A rule by law — something we now take for granted — was created here, based upon the Roman codes in Byzantium 1500 years ago. A legal system, which was to become the basic foundation of all types of laws in most modern governments, was the monumental creation of Byzantine jurisprudence during the reign of Emperor Justinian.
The system of elementary and higher education first developed in Byzantium. It was here in the 5th century that the first university appeared.
The most stable financial system in the history of mankind was created in Byzantium, and existed in a nearly unaltered form for over 1,000 years.
Modern diplomacy with its basic principles, rules of conduct, and etiquette was created and refined here in Byzantium.
Byzantine engineering and architectural arts were unrivaled. Even today, famous works by Byzantine masters — like the domes of the Hagia Sophia — amaze the world with their technological perfection.
No other Empire in human history lasted as long as Byzantium. It existed for 1,123 years. In comparison, the great Roman Empire collapsed 800 years after its establishment. The Ottoman Empire fell apart after 500 years. The Chinese kingdom, or Manchu Empire, after 300 years. The Russian Empire lasted 200 years. The British, 150 years. The Austro-Hungarian Empire lasted around 100 years.

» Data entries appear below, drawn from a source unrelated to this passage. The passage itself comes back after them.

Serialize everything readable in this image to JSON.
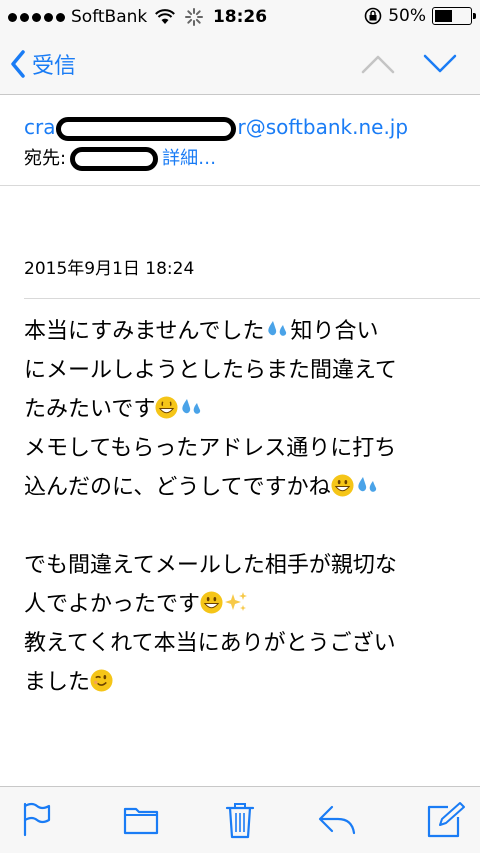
{
  "status": {
    "carrier": "SoftBank",
    "time": "18:26",
    "battery_text": "50%",
    "battery_level": 0.5
  },
  "nav": {
    "back_label": "受信"
  },
  "header": {
    "from_prefix": "cra",
    "from_suffix": "r@softbank.ne.jp",
    "to_label": "宛先:",
    "details_label": "詳細…"
  },
  "date": "2015年9月1日 18:24",
  "body": {
    "l1": "本当にすみませんでした",
    "l1b": "知り合い",
    "l2": "にメールしようとしたらまた間違えて",
    "l3": "たみたいです",
    "l4": "メモしてもらったアドレス通りに打ち",
    "l5": "込んだのに、どうしてですかね",
    "l6": "でも間違えてメールした相手が親切な",
    "l7": "人でよかったです",
    "l8": "教えてくれて本当にありがとうござい",
    "l9": "ました"
  },
  "colors": {
    "accent": "#1a7cf5"
  },
  "icons": [
    "signal-dots-icon",
    "wifi-icon",
    "activity-spinner-icon",
    "rotation-lock-icon",
    "battery-icon",
    "chevron-left-icon",
    "chevron-up-icon",
    "chevron-down-icon",
    "flag-icon",
    "folder-icon",
    "trash-icon",
    "reply-icon",
    "compose-icon"
  ]
}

During its zenith, Byzantium was home to one-sixth of the entire world population. The Empire stretched from Gibraltar to the Euphrates in Arabia. It encompassed the territories of modern Greece and Turkey, Israel and Egypt, Bulgaria, Serbia, and Albania, Tunisia, Algeria, and Morocco, part of Italy, Spain, and Portugal. There were around 1000 cities in Byzantium, nearly as many as in modern Russia. The capital city's incalculable wealth, its beauty and elegance, amazed all the European peoples, who were still barbarians at the time when the Byzantine Empire was at its apogee.